Sur les conclusions aux fins de suspension et d’injonction :
4. Par un mémoire enregistré le 24 janvier 2025, M. A a informé le tribunal de son désistement de ses conclusions aux fins de suspension et d’injonction. Ce désistement partiel est pur et simple. Rien ne s’oppose à ce qu’il en soit donné acte.
Sur les frais liés au litige :
5. M. A est admis, à titre provisoire, à l’aide juridictionnelle. Par suite, son avocate peut se prévaloir des dispositions des articles L. 761-1 du code de justice administrative et 37 de la loi du 10 juillet 1991. Il y a lieu, dans les circonstances de l’espèce et sous réserve que Me Boulestreau renonce à percevoir la somme correspondant à la part contributive de l’Etat, de mettre à la charge de l’Etat le versement à Me Boulestreau de la somme de 800 euros. Dans le cas où l’aide juridictionnelle ne serait pas accordée par le bureau d’aide juridictionnelle, la somme de 800 euros sera versée à M. A.
O R D O N N E :
Article 1er : M. A est admis, à titre provisoire, au bénéfice de l’aide juridictionnelle.

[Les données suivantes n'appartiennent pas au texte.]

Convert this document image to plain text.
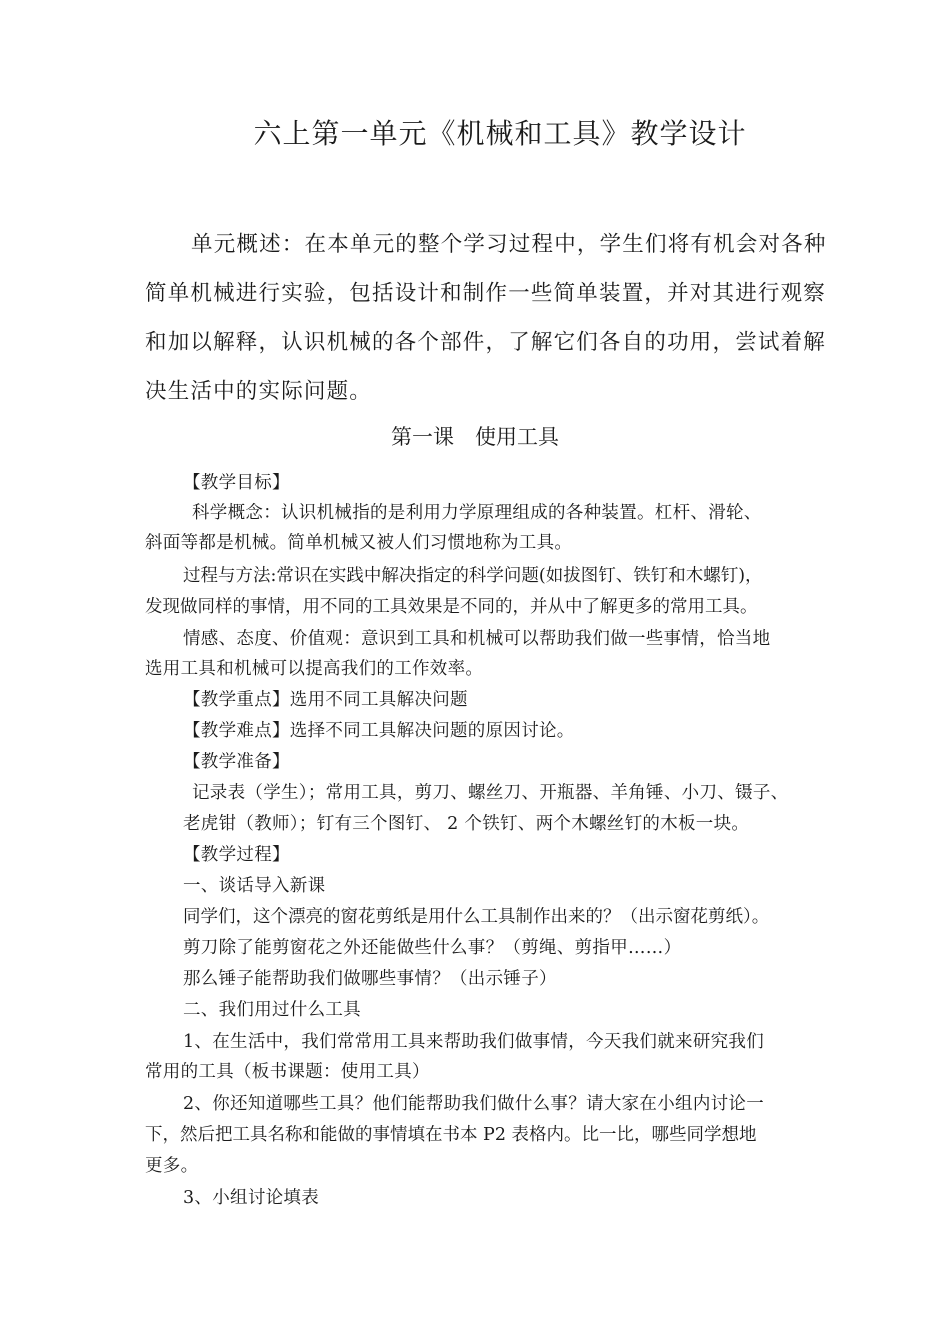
六上第一单元《机械和工具》教学设计
单元概述：在本单元的整个学习过程中，学生们将有机会对各种
简单机械进行实验，包括设计和制作一些简单装置，并对其进行观察
和加以解释，认识机械的各个部件，了解它们各自的功用，尝试着解
决生活中的实际问题。
第一课　使用工具
【教学目标】
科学概念：认识机械指的是利用力学原理组成的各种装置。杠杆、滑轮、
斜面等都是机械。简单机械又被人们习惯地称为工具。
过程与方法:常识在实践中解决指定的科学问题(如拔图钉、铁钉和木螺钉)，
发现做同样的事情，用不同的工具效果是不同的，并从中了解更多的常用工具。
情感、态度、价值观：意识到工具和机械可以帮助我们做一些事情，恰当地
选用工具和机械可以提高我们的工作效率。
【教学重点】选用不同工具解决问题
【教学难点】选择不同工具解决问题的原因讨论。
【教学准备】
记录表（学生）；常用工具，剪刀、螺丝刀、开瓶器、羊角锤、小刀、镊子、
老虎钳（教师）；钉有三个图钉、 2 个铁钉、两个木螺丝钉的木板一块。
【教学过程】
一、谈话导入新课
同学们，这个漂亮的窗花剪纸是用什么工具制作出来的？（出示窗花剪纸）。
剪刀除了能剪窗花之外还能做些什么事？（剪绳、剪指甲……）
那么锤子能帮助我们做哪些事情？（出示锤子）
二、我们用过什么工具
1、在生活中，我们常常用工具来帮助我们做事情，今天我们就来研究我们
常用的工具（板书课题：使用工具）
2、你还知道哪些工具？他们能帮助我们做什么事？请大家在小组内讨论一
下，然后把工具名称和能做的事情填在书本 P2 表格内。比一比，哪些同学想地
更多。
3、小组讨论填表
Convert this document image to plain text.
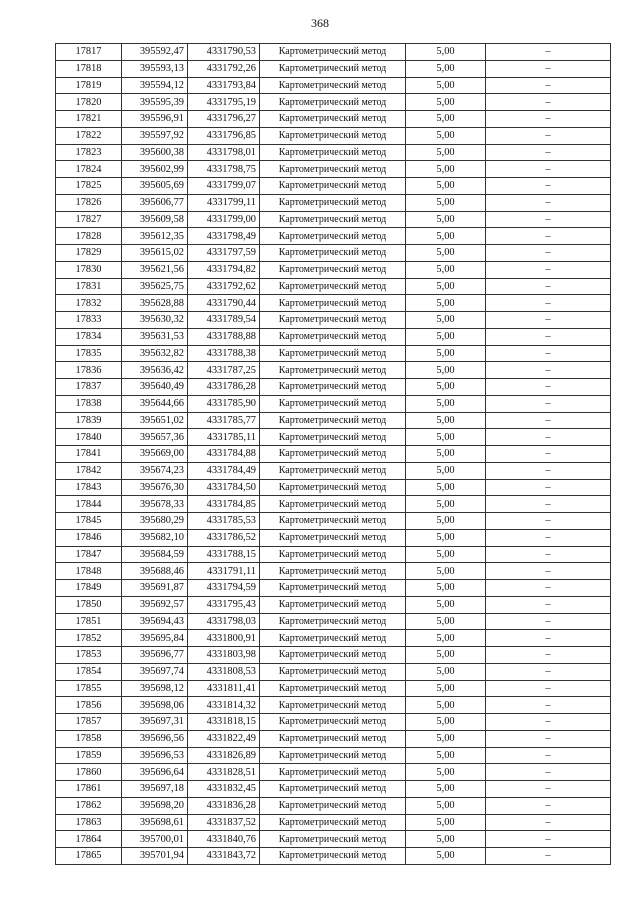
368
17817	395592,47	4331790,53	Картометрический метод	5,00	–
17818	395593,13	4331792,26	Картометрический метод	5,00	–
17819	395594,12	4331793,84	Картометрический метод	5,00	–
17820	395595,39	4331795,19	Картометрический метод	5,00	–
17821	395596,91	4331796,27	Картометрический метод	5,00	–
17822	395597,92	4331796,85	Картометрический метод	5,00	–
17823	395600,38	4331798,01	Картометрический метод	5,00	–
17824	395602,99	4331798,75	Картометрический метод	5,00	–
17825	395605,69	4331799,07	Картометрический метод	5,00	–
17826	395606,77	4331799,11	Картометрический метод	5,00	–
17827	395609,58	4331799,00	Картометрический метод	5,00	–
17828	395612,35	4331798,49	Картометрический метод	5,00	–
17829	395615,02	4331797,59	Картометрический метод	5,00	–
17830	395621,56	4331794,82	Картометрический метод	5,00	–
17831	395625,75	4331792,62	Картометрический метод	5,00	–
17832	395628,88	4331790,44	Картометрический метод	5,00	–
17833	395630,32	4331789,54	Картометрический метод	5,00	–
17834	395631,53	4331788,88	Картометрический метод	5,00	–
17835	395632,82	4331788,38	Картометрический метод	5,00	–
17836	395636,42	4331787,25	Картометрический метод	5,00	–
17837	395640,49	4331786,28	Картометрический метод	5,00	–
17838	395644,66	4331785,90	Картометрический метод	5,00	–
17839	395651,02	4331785,77	Картометрический метод	5,00	–
17840	395657,36	4331785,11	Картометрический метод	5,00	–
17841	395669,00	4331784,88	Картометрический метод	5,00	–
17842	395674,23	4331784,49	Картометрический метод	5,00	–
17843	395676,30	4331784,50	Картометрический метод	5,00	–
17844	395678,33	4331784,85	Картометрический метод	5,00	–
17845	395680,29	4331785,53	Картометрический метод	5,00	–
17846	395682,10	4331786,52	Картометрический метод	5,00	–
17847	395684,59	4331788,15	Картометрический метод	5,00	–
17848	395688,46	4331791,11	Картометрический метод	5,00	–
17849	395691,87	4331794,59	Картометрический метод	5,00	–
17850	395692,57	4331795,43	Картометрический метод	5,00	–
17851	395694,43	4331798,03	Картометрический метод	5,00	–
17852	395695,84	4331800,91	Картометрический метод	5,00	–
17853	395696,77	4331803,98	Картометрический метод	5,00	–
17854	395697,74	4331808,53	Картометрический метод	5,00	–
17855	395698,12	4331811,41	Картометрический метод	5,00	–
17856	395698,06	4331814,32	Картометрический метод	5,00	–
17857	395697,31	4331818,15	Картометрический метод	5,00	–
17858	395696,56	4331822,49	Картометрический метод	5,00	–
17859	395696,53	4331826,89	Картометрический метод	5,00	–
17860	395696,64	4331828,51	Картометрический метод	5,00	–
17861	395697,18	4331832,45	Картометрический метод	5,00	–
17862	395698,20	4331836,28	Картометрический метод	5,00	–
17863	395698,61	4331837,52	Картометрический метод	5,00	–
17864	395700,01	4331840,76	Картометрический метод	5,00	–
17865	395701,94	4331843,72	Картометрический метод	5,00	–
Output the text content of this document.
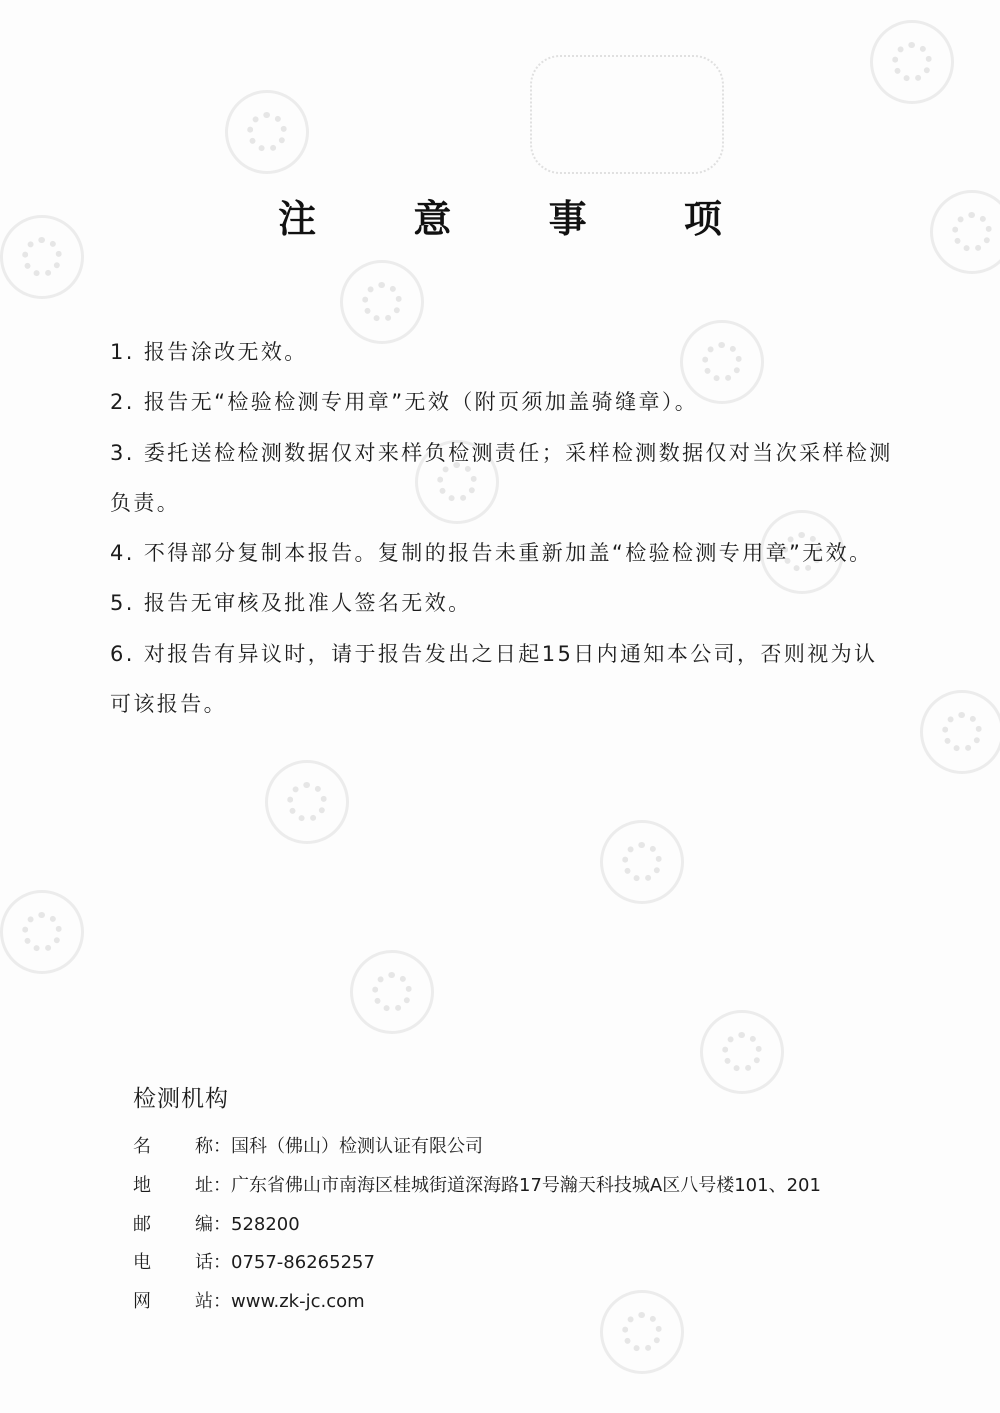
注 意 事 项
1. 报告涂改无效。
2. 报告无“检验检测专用章”无效（附页须加盖骑缝章）。
3. 委托送检检测数据仅对来样负检测责任；采样检测数据仅对当次采样检测
负责。
4. 不得部分复制本报告。复制的报告未重新加盖“检验检测专用章”无效。
5. 报告无审核及批准人签名无效。
6. 对报告有异议时，请于报告发出之日起15日内通知本公司，否则视为认
可该报告。
检测机构
名	称： 国科（佛山）检测认证有限公司
地	址： 广东省佛山市南海区桂城街道深海路17号瀚天科技城A区八号楼101、201
邮	编： 528200
电	话： 0757-86265257
网	站： www.zk-jc.com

Article 2 : Il est donné acte du désistement des conclusions aux fins de suspension et d’injonction présentées par M. A.
Article 3 : L’Etat versera, en application de l’article 37 de la loi du 10 juillet 1991, la somme de 800 euros à Me Boulestreau, sous réserve que celle-ci renonce à percevoir la somme correspondant à la part contributive de l’Etat et sous réserve de l’admission définitive de M. A à l’aide juridictionnelle. Dans le cas où l’aide juridictionnelle ne lui serait pas accordée, la somme de 800 euros sera versée à M. A en application des dispositions de l’article L. 761-1 du code de justice administrative.
Article 4 : Le surplus des conclusions de M. A est rejeté.
Article 5 : La présente ordonnance sera notifiée à M. B A et au préfet des Hauts-de-Seine.
Fait à Cergy, le 31 janvier 2025.
Le juge des référés,
signé
D. Robert
La République mande et ordonne au ministre de l’intérieur en ce qui le concerne ou à tous commissaires de justice à ce requis en ce qui concerne les voies de droit commun contre les parties privées, de pourvoir à l’exécution de la présente décision.